Microstructure and mechanical properties of wire arc additive-manufacturing high-carbon chromium bearing steel

Abstract

Wire arc additive-manufacturing technology (WAAM) was conducted successfully on a high-carbon chromium bearing steel with an ER55-Ni welding wire and a GCr18Mo substrate. It is found that the microstructure of the cross-section of the WAAM sample is divided into three parts, i.e., the deposition layer, the transition layer and the substrate. The microstructure of the deposition layer mainly consists of needle-like tempered martensite and cementite, with a small quantity of ferrite. The transition zone is composed of coarse bainite and ferrite. In the deposition layer, the hardness gradually decreases from the top to the root, and the hardness of the transition layer is close to 350 HV. The arc-cladding sample exhibits a higher yield strength and tensile strength but lower elongation than the substrate sample.

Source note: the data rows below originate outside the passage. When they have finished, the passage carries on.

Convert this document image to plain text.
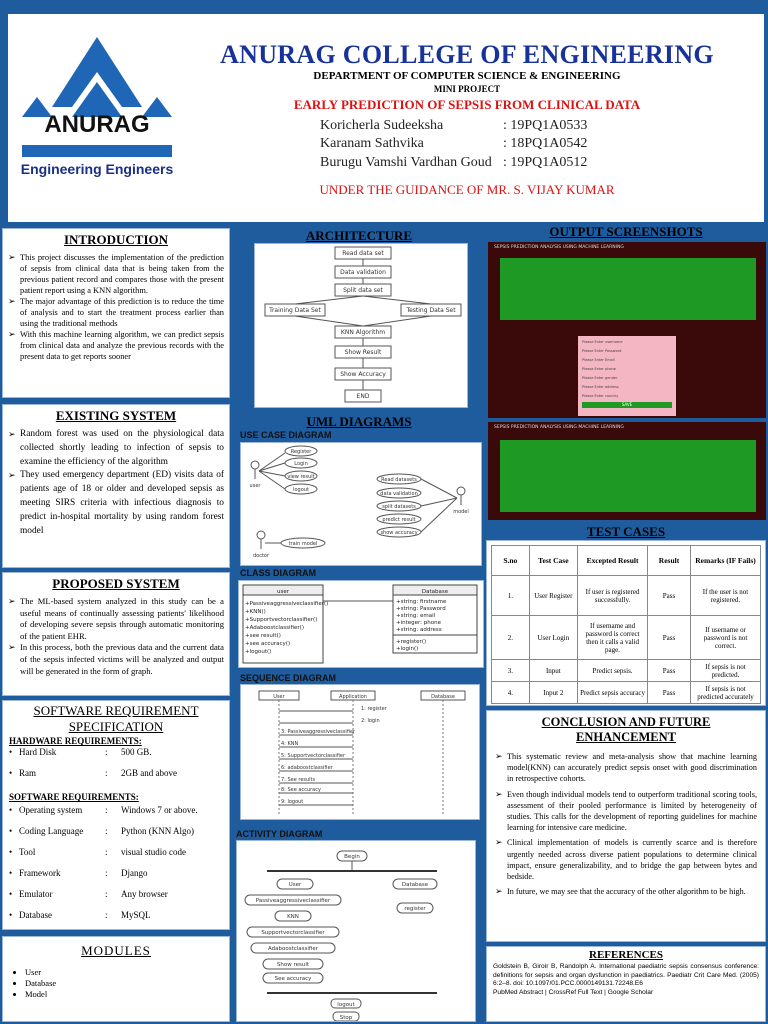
ANURAG
Engineering Engineers
ANURAG COLLEGE OF ENGINEERING
DEPARTMENT OF COMPUTER SCIENCE & ENGINEERING
MINI PROJECT
EARLY PREDICTION OF SEPSIS FROM CLINICAL DATA
Koricherla Sudeeksha	: 19PQ1A0533
Karanam Sathvika	: 18PQ1A0542
Burugu Vamshi Vardhan Goud : 19PQ1A0512
UNDER THE GUIDANCE OF MR. S. VIJAY KUMAR
INTRODUCTION
➢ This project discusses the implementation of the prediction of sepsis from clinical data that is being taken from the previous patient record and compares those with the present patient report using a KNN algorithm.
➢ The major advantage of this prediction is to reduce the time of analysis and to start the treatment process earlier than using the traditional methods
➢ With this machine learning algorithm, we can predict sepsis from clinical data and analyze the previous records with the present data to get reports sooner
EXISTING SYSTEM
➢ Random forest was used on the physiological data collected shortly leading to infection of sepsis to examine the efficiency of the algorithm
➢ They used emergency department (ED) visits data of patients age of 18 or older and developed sepsis as meeting SIRS criteria with infectious diagnosis to predict in-hospital mortality by using random forest model
PROPOSED SYSTEM
➢ The ML-based system analyzed in this study can be a useful means of continually assessing patients' likelihood of developing severe sepsis through automatic monitoring of the patient EHR.
➢ In this process, both the previous data and the current data of the sepsis infected victims will be analyzed and output will be generated in the form of graph.
SOFTWARE REQUIREMENT SPECIFICATION
HARDWARE REQUIREMENTS:
• Hard Disk	:	500 GB.
• Ram	:	2GB and above
SOFTWARE REQUIREMENTS:
• Operating system	:	Windows 7 or above.
• Coding Language	:	Python (KNN Algo)
• Tool	:	visual studio code
• Framework	:	Django
• Emulator	:	Any browser
• Database	:	MySQL
MODULES
• User
• Database
• Model
ARCHITECTURE
Read data set
Data validation
Split data set
Training Data Set	Testing Data Set
KNN Algorithm
Show Result
Show Accuracy
END
UML DIAGRAMS
USE CASE DIAGRAM
user
Register
Login
view result
logout
Read datasets
data validation
split datasets
predict result
show accuracy
train model
model
doctor
CLASS DIAGRAM
user
+Passiveaggressiveclassifier()
+KNN()
+Supportvectorclassifier()
+Adaboostclassifier()
+see result()
+see accuracy()
+logout()
Database
+string: firstname
+string: Password
+string: email
+integer: phone
+string: address
+register()
+login()
SEQUENCE DIAGRAM
User	Application	Database
1: register
2: login
3: Passiveaggressiveclassifier
4: KNN
5: Supportvectorclassifier
6: adaboostclassifier
7: See results
8: See accuracy
9: logout
ACTIVITY DIAGRAM
Begin
User	Database
register
Passiveaggressiveclassifier
KNN
Supportvectorclassifier
Adaboostclassifier
Show result
See accuracy
logout
Stop
OUTPUT SCREENSHOTS
SEPSIS PREDICTION ANALYSIS USING MACHINE LEARNING
Please Enter username
Please Enter Password
Please Enter Email
Please Enter phone
Please Enter gender
Please Enter address
Please Enter country
SAVE
SEPSIS PREDICTION ANALYSIS USING MACHINE LEARNING
TEST CASES
S.no	Test Case	Excepted Result	Result	Remarks (IF Fails)
1.	User Register	If user is registered successfully.	Pass	If the user is not registered.
2.	User Login	If username and password is correct then it calls a valid page.	Pass	If username or password is not correct.
3.	Input	Predict sepsis.	Pass	If sepsis is not predicted.
4.	Input 2	Predict sepsis accuracy	Pass	If sepsis is not predicted accurately
CONCLUSION AND FUTURE ENHANCEMENT
➢ This systematic review and meta-analysis show that machine learning model(KNN) can accurately predict sepsis onset with good discrimination in retrospective cohorts.
➢ Even though individual models tend to outperform traditional scoring tools, assessment of their pooled performance is limited by heterogeneity of studies. This calls for the development of reporting guidelines for machine learning for intensive care medicine.
➢ Clinical implementation of models is currently scarce and is therefore urgently needed across diverse patient populations to determine clinical impact, ensure generalizability, and to bridge the gap between bytes and bedside.
➢ In future, we may see that the accuracy of the other algorithm to be high.
REFERENCES
Goldstein B, Giroir B, Randolph A. International paediatric sepsis consensus conference: definitions for sepsis and organ dysfunction in paediatrics. Paediatr Crit Care Med. (2005) 6:2–8. doi: 10.1097/01.PCC.0000149131.72248.E6
PubMed Abstract | CrossRef Full Text | Google Scholar
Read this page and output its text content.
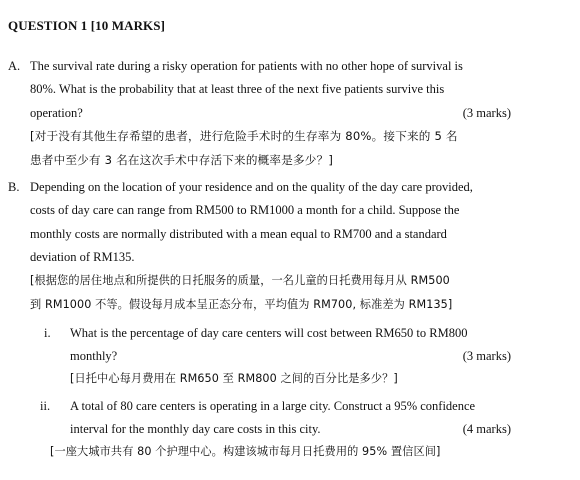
QUESTION 1 [10 MARKS]
A. The survival rate during a risky operation for patients with no other hope of survival is
80%. What is the probability that at least three of the next five patients survive this
operation?	(3 marks)
[对于没有其他生存希望的患者，进行危险手术时的生存率为 80%。接下来的 5 名
患者中至少有 3 名在这次手术中存活下来的概率是多少？]
B. Depending on the location of your residence and on the quality of the day care provided,
costs of day care can range from RM500 to RM1000 a month for a child. Suppose the
monthly costs are normally distributed with a mean equal to RM700 and a standard
deviation of RM135.
[根据您的居住地点和所提供的日托服务的质量，一名儿童的日托费用每月从 RM500
到 RM1000 不等。假设每月成本呈正态分布，平均值为 RM700, 标准差为 RM135]
i. What is the percentage of day care centers will cost between RM650 to RM800
monthly?	(3 marks)
[日托中心每月费用在 RM650 至 RM800 之间的百分比是多少？]
ii. A total of 80 care centers is operating in a large city. Construct a 95% confidence
interval for the monthly day care costs in this city.	(4 marks)
[一座大城市共有 80 个护理中心。构建该城市每月日托费用的 95% 置信区间]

The necking is formed and a failure occurs at the transition layer of the WAAM sample. The maximum depth values of wear scars on WAAM and substrate samples are close to each other. The wear is more uniform on the WAAM sample but the cross-sectional area of its wear scar is larger than that of the substrate sample. The wear resistance of the WAAM sample is lower than that the substrate sample, which is mainly attributed to the low hardness of the WAAM sample.